Tous ces réseaux échangent de manière parcellaire une partie de leurs observations, les freins principaux étant d’une part la normalisation des formats d’échange entre les parties prenantes (sans aller jusqu’à la standardisation) et le coût humain du traitement et de l’administration de ces données.

Concernant l’entreposage à long terme, et pour répondre aux nouvelles conditions d’éligibilité des appels à projets nationaux et européens, des archives ouvertes comme “HAL” (Hyper Articles en Ligne43) permettent aux chercheurs de présenter leur curriculum vitae et d’archiver

leur production scientifique. Elles ont été mises en place par les universités en s’appuyant sur les infrastructures proposées en France par le C.I.N.E.S. (Centre Informatique National de l’Enseignement Supérieur) ; celles-ci permettent (description officielle) :

● « D’assurer une large diffusion des résultats de la recherche.

● D’accroître la visibilité de la production scientifique des chercheurs, accessible librement.

● D’indexer cette production par la plupart des moteurs de recherche. ● D’offrir des services tels que la constitution de listes de publications. ● De garantir la pérennité des données stockées dans l'archive.

● De répondre aux exigences de la Commission Européenne dans le cadre du programme H2020 ».

L’autre fonctionnalité intéressante de HAL est de permettre l’archivage de versions de travail et donc, dans le cadre de la diffusion d’une prépublication qui pourrait être copiée, de valider l’antériorité d’un travail et de permettre un recours par le producteur spolié.

Enfin, certaines entreprises développent des « entrepôts de données » sous forme de réseaux sociaux (Academia, ResearchGate, RIO…) qui permettent de partager tout type de données et même des résultats « négatifs ». Les modèles économiques de ces structures sont souvent décriés et certains chercheurs appellent leurs collègues à les boycotter.

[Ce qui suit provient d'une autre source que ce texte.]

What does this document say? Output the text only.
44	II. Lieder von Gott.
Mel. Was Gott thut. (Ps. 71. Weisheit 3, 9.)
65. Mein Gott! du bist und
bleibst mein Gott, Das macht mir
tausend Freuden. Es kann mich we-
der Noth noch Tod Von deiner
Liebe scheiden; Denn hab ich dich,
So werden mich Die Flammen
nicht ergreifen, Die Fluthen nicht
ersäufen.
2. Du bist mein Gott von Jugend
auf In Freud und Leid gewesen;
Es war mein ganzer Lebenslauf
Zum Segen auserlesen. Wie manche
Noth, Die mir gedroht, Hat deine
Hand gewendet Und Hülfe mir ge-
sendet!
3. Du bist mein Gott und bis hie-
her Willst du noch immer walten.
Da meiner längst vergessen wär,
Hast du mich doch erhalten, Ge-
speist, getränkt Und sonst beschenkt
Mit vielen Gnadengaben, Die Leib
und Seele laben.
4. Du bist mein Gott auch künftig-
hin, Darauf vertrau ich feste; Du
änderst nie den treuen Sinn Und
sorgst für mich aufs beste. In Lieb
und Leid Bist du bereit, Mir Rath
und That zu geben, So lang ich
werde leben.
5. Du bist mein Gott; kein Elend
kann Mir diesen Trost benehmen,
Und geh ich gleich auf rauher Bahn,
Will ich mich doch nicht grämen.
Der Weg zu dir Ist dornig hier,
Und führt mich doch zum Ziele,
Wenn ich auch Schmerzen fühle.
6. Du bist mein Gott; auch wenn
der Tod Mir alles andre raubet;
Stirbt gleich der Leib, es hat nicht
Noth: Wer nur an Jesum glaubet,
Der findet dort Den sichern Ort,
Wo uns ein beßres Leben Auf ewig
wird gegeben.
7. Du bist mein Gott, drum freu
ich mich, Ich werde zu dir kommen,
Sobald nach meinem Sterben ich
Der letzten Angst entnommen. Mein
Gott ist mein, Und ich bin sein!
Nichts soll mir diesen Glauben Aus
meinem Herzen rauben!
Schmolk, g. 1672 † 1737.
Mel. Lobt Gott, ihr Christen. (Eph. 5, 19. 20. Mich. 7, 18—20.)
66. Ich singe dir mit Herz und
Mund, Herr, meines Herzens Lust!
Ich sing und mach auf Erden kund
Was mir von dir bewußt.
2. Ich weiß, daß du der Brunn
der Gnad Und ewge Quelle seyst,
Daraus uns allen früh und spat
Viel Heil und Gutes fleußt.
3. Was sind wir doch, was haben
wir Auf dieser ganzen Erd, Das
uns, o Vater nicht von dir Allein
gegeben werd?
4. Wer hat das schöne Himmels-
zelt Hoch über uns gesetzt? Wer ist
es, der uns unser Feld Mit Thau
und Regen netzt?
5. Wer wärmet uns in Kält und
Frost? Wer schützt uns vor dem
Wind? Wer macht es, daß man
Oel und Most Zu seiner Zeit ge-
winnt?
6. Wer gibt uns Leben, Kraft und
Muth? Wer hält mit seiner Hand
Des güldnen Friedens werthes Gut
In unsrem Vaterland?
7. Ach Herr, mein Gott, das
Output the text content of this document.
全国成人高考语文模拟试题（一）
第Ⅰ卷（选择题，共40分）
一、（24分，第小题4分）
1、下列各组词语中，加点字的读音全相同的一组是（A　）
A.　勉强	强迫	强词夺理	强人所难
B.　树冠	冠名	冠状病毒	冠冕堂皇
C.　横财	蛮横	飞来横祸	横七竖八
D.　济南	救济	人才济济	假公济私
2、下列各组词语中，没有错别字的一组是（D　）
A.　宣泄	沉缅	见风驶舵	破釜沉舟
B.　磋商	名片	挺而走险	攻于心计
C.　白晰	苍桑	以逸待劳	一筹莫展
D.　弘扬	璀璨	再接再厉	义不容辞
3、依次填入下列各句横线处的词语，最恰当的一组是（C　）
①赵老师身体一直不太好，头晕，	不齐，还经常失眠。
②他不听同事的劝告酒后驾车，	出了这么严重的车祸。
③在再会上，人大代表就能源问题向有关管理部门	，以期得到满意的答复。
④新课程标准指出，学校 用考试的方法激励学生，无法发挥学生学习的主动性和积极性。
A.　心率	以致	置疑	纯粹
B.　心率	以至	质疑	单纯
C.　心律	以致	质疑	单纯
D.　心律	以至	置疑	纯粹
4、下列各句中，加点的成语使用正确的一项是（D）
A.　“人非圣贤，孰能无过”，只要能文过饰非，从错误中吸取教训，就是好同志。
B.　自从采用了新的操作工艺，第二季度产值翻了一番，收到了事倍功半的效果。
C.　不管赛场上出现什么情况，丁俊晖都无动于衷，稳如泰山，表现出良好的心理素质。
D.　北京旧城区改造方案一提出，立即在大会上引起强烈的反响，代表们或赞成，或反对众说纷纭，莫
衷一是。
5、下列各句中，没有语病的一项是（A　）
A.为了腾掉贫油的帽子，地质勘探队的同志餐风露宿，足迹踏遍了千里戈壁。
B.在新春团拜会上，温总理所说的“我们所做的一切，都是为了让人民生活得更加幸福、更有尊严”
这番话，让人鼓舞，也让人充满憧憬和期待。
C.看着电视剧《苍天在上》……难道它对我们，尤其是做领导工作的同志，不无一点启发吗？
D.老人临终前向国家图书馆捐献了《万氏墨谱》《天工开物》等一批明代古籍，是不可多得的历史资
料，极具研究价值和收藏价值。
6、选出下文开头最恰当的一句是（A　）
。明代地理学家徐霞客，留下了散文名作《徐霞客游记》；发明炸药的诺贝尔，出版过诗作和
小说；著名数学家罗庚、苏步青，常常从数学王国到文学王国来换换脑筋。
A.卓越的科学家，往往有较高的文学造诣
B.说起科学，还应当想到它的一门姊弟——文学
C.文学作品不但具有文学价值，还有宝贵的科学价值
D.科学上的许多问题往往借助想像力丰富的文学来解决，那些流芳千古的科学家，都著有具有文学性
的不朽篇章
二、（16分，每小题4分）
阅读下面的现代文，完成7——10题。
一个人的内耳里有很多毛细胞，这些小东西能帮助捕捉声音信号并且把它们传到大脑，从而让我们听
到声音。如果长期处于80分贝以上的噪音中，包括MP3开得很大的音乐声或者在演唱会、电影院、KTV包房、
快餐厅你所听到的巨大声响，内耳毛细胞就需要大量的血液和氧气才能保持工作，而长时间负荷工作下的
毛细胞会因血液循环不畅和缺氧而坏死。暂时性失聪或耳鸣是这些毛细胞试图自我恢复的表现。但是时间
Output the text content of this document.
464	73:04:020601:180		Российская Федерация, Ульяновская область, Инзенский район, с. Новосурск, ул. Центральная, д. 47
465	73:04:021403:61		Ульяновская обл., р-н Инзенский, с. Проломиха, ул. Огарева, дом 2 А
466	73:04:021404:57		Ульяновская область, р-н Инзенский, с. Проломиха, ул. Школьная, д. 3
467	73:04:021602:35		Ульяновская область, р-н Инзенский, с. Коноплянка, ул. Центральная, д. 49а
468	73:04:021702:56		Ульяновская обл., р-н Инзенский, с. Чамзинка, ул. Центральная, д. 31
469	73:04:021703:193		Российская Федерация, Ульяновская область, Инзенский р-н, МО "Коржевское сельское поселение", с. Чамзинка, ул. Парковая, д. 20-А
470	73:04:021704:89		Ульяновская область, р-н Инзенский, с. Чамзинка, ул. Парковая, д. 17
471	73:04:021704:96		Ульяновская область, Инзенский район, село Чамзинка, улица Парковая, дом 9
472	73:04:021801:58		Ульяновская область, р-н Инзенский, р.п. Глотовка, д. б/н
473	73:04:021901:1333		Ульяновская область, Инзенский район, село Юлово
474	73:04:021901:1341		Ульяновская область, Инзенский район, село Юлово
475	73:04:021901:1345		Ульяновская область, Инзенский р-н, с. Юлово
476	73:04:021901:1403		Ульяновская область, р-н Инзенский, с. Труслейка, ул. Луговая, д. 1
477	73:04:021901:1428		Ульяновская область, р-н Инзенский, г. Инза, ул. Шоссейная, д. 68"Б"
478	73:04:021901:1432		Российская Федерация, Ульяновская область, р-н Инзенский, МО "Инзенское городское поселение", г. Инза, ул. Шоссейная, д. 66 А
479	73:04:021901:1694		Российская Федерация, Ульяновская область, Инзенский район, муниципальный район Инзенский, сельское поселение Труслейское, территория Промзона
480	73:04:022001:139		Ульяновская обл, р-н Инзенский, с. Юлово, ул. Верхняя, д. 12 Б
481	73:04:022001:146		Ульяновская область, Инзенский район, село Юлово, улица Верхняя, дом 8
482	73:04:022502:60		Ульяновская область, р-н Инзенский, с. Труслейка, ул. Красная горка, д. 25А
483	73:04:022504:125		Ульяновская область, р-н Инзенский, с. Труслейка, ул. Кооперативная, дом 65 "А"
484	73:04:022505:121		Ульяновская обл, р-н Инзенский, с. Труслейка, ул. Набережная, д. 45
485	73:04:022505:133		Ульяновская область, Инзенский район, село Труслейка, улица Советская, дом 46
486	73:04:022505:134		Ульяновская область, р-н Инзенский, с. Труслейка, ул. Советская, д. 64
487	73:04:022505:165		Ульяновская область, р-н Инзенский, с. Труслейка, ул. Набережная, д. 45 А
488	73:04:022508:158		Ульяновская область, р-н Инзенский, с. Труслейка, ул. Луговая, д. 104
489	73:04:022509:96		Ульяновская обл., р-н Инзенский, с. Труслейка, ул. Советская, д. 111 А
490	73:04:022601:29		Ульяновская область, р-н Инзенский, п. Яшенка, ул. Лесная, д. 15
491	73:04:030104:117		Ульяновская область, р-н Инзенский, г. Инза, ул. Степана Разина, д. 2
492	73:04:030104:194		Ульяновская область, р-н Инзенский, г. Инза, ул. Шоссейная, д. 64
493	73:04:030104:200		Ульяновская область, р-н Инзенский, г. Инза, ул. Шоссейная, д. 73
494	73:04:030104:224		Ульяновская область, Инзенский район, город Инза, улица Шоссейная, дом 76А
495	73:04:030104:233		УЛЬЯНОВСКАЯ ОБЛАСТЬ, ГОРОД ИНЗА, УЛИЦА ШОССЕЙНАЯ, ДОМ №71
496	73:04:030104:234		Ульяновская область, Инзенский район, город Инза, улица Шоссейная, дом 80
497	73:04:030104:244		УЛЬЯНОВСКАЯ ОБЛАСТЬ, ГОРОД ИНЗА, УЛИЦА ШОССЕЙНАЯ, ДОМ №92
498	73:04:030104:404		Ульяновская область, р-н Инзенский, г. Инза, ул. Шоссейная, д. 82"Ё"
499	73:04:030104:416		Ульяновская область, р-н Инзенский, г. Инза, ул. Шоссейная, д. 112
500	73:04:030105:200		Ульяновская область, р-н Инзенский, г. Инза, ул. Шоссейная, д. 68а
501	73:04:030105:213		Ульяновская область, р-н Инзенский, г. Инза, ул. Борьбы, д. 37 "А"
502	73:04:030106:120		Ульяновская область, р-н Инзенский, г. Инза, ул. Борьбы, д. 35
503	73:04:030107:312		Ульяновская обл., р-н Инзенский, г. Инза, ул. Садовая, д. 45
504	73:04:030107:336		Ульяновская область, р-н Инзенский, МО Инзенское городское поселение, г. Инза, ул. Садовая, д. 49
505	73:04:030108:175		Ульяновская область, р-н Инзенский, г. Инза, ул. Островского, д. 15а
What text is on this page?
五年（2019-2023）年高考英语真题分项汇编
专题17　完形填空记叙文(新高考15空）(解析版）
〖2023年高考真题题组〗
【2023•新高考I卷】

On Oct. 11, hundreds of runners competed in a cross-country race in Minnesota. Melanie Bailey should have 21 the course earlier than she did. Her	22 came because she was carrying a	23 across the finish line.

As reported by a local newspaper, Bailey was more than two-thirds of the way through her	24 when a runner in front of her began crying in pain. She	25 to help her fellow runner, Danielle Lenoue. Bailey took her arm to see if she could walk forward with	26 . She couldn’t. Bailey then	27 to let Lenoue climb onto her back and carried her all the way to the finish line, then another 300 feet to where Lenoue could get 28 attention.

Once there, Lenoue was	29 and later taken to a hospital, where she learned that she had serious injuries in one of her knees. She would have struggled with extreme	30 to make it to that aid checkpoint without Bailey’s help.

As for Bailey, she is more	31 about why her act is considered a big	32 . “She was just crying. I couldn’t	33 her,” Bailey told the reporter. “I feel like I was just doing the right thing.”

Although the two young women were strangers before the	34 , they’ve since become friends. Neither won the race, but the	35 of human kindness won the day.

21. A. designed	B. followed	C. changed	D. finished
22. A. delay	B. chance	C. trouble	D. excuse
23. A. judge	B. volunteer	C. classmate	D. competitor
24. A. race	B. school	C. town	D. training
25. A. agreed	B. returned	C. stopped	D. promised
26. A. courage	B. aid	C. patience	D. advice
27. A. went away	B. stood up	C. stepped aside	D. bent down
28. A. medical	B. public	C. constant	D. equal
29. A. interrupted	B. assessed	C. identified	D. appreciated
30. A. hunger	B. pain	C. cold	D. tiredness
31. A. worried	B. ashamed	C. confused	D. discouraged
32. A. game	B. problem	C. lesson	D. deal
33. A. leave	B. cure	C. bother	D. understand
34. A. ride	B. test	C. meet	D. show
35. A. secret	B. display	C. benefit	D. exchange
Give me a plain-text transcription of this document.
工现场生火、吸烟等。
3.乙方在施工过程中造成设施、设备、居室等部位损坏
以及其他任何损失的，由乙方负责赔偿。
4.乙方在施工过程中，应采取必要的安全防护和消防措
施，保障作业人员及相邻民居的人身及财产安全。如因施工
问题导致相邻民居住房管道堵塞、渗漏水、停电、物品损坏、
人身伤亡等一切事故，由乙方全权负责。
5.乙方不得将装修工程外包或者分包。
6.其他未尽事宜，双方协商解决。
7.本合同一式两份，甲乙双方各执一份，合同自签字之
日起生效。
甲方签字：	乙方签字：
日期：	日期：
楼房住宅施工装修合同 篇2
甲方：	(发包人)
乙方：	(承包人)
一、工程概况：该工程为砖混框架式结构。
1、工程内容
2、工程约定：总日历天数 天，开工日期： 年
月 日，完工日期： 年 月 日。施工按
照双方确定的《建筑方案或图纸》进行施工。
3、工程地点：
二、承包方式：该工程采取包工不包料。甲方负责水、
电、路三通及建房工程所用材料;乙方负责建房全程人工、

Faut-il vraiment ignorer ces outils ? Voici la réponse laissée par un chercheur sur un forum : « Je ne le ferai pas pour deux raisons : d’abord, nombre de chercheurs, notamment au sud de la Méditerranée où il n’existe pas d’archives ouvertes publiques (ou bien où les chercheurs ne connaissent pas ces dernières), utilisent ces services privés. C’est souvent via ces sites qu’il est possible de prendre connaissance de l’existence de ces travaux. Ensuite, même si manifestement les consultations via HAL sont plus nombreuses, ces interfaces permettent de recevoir à intervalles réguliers des demandes d’articles (non déposés, seulement signalés) via ResearchGate et, un peu moins, par Academia. HAL aurait tout intérêt à se doter d’un bouton de demande d’article, même si certains doutent de l’efficacité d’un tel dispositif qui pourrait au contraire retenir les chercheurs de déposer leurs textes en libre accès, en se limitant au dépôt de leurs notices (éventuellement le texte étant déposé mais sous embargo). Les recommandations émergentes sont d’utiliser exclusivement et prioritairement HAL pour les dépôts, et d’utiliser les réseaux sociaux scientifiques (et les autres, notamment Twitter) pour leur fonction d’aide à la diffusion, en particulier dans les

sous-communautés disciplinaires et thématiques. Ces sites récupèrent automatiquement (notamment ResearchGate qui fait cela très bien) les nouveaux textes déposés sur HAL : il suffit de valider et d’activer ainsi le relais. »

A noter aussi que les dépôts via HAL, même s’ils demandent certaines informations obligatoires, n’imposent en fin de compte que très peu de formalisme, ce qui ne garantit en aucun cas la documentation suffisante de données pour une réutilisation potentielle. Cet état de fait est encore plus criant pour les réseaux sociaux pour lesquels les informations demandées sont minimalistes.